My Sword Is A Mosin-Nagant
I had a conversation with a friend of mine about fantasy combat and how “dynamic” it should be and whether certain weapons just can’t be in it because they’re not “dynamic.” It was a bad conversation and I will avoid having it in the future. This friend of mine is kind of an insufferable grognard with Bad Fantasy Opinions™. He seemed to settle on that fantasy games and stories must stick to swords and clubs in melee and everything else would be boring or overpowered and not sufficiently “skillful” to provide thrilling combat. I brought up arrows, and then I brought up guns, and the latter is what he took umbrage at. Fantasy, you see, is about goofy metal clubs in various shapes, and the banging of such clubs on surfaces. Guns can’t be dynamic, as in for whatever reason we can’t imagine that shooting a ball or cap into someone’s shoulder won’t cause them to immediately collapse into a vortex that renders them instantly, irrevocably dead, but we can imagine being bashed by a vertical length of metal repeatedly is doing jack all shit, because your arms can hold a shield indefinitely I guess.
This conversation reminded me of my youth. When I was little I used to be really, really, really into fantasy stuff and couldn’t foresee anything that wasn’t swinging melee weapons at things. There was no combat cooler than swingan. I would balk at arguments that cannons were fairly contemporaneous with the societies a lot of fantasy games and books attempt to emulate, and get way mad at the thought that guns could get anywhere near my precious fantasy. Guns just like, kill dudes, right? You can’t have skill or tactics with guns, you can’t have exchanges or complications in such battles, right? They’re not metal clubs.
Except of course you can. Guns are hella dramatic, and potentially lend themselves to some incredibly interesting situations. There is a vast history of firearms combat that can potentially be tapped to provide for your fakefights, and it can be as clean and elegant or as gritty as you want it, because boy has gun history been weird. What’s funny is that I’m so incredibly distant from my friend’s line of thought right now, and sword swingan no longer has the same attraction to me that it once did. Now even all the fantasy I write has rifles or rifle analogues, because rifles are rad, and the height of radness was when someone coined the term “enfilade.” Cannons are also pretty rad, and cannons on wheels are the absolute raddest thing. Plus if you want a sword you can still have it: stick a bayo or a masterkey shotgun on your rails.
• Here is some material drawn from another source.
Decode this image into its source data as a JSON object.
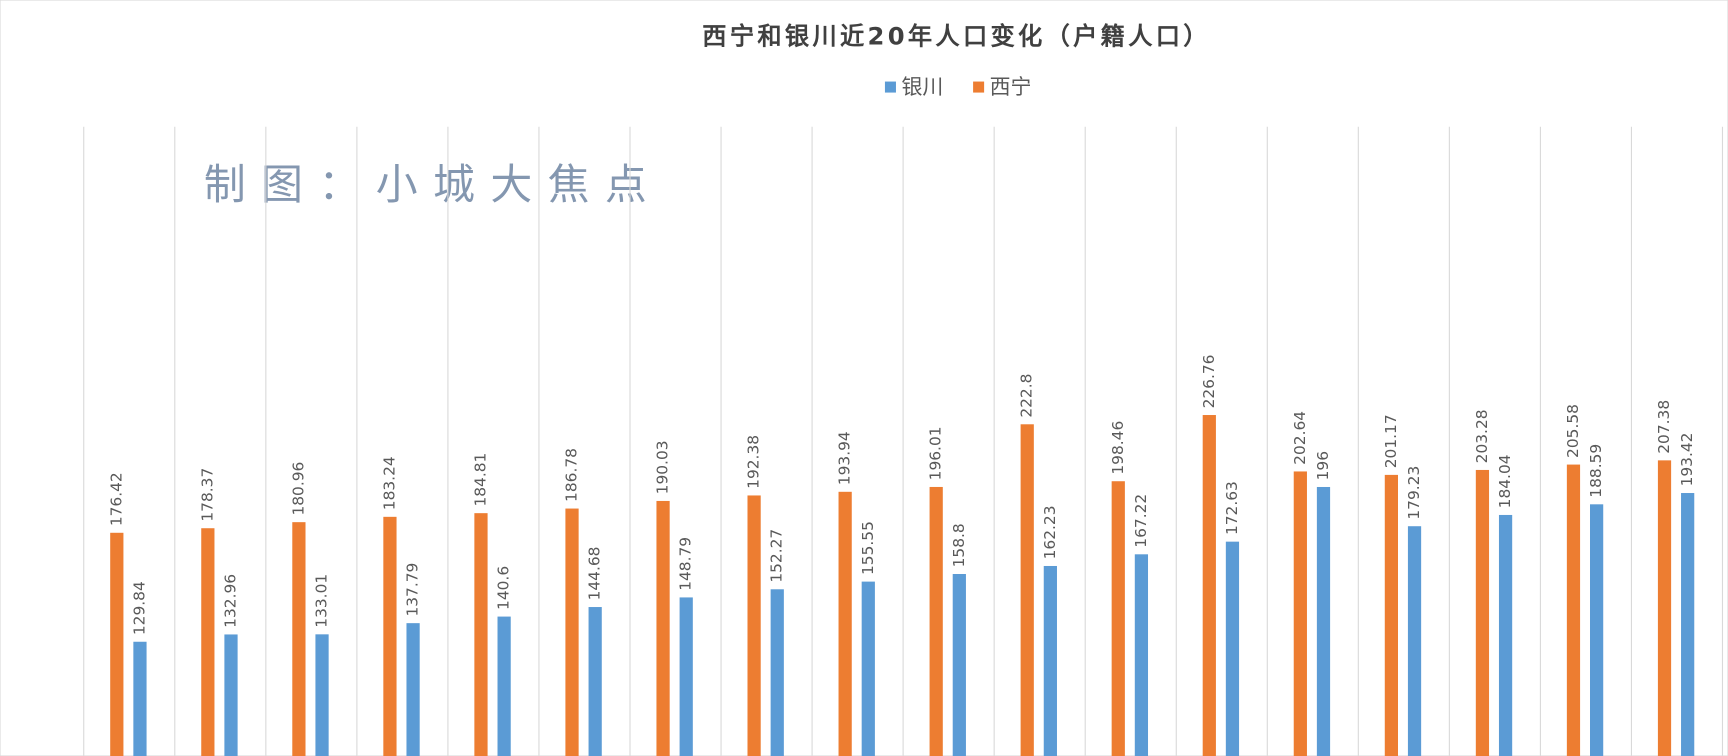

Fantasy is pretty foundationally ridiculous, and most of it is so steeped in goofytown that I’m not sure why any effort is expended to defend its institutions as somehow precise or immutable, as though there would be no enjoyment in dragging it out of the house and making it kick a different kind of ball that it’s used to kicking. Oh man, not the guns, what will I write about without elfin longsword fights in there.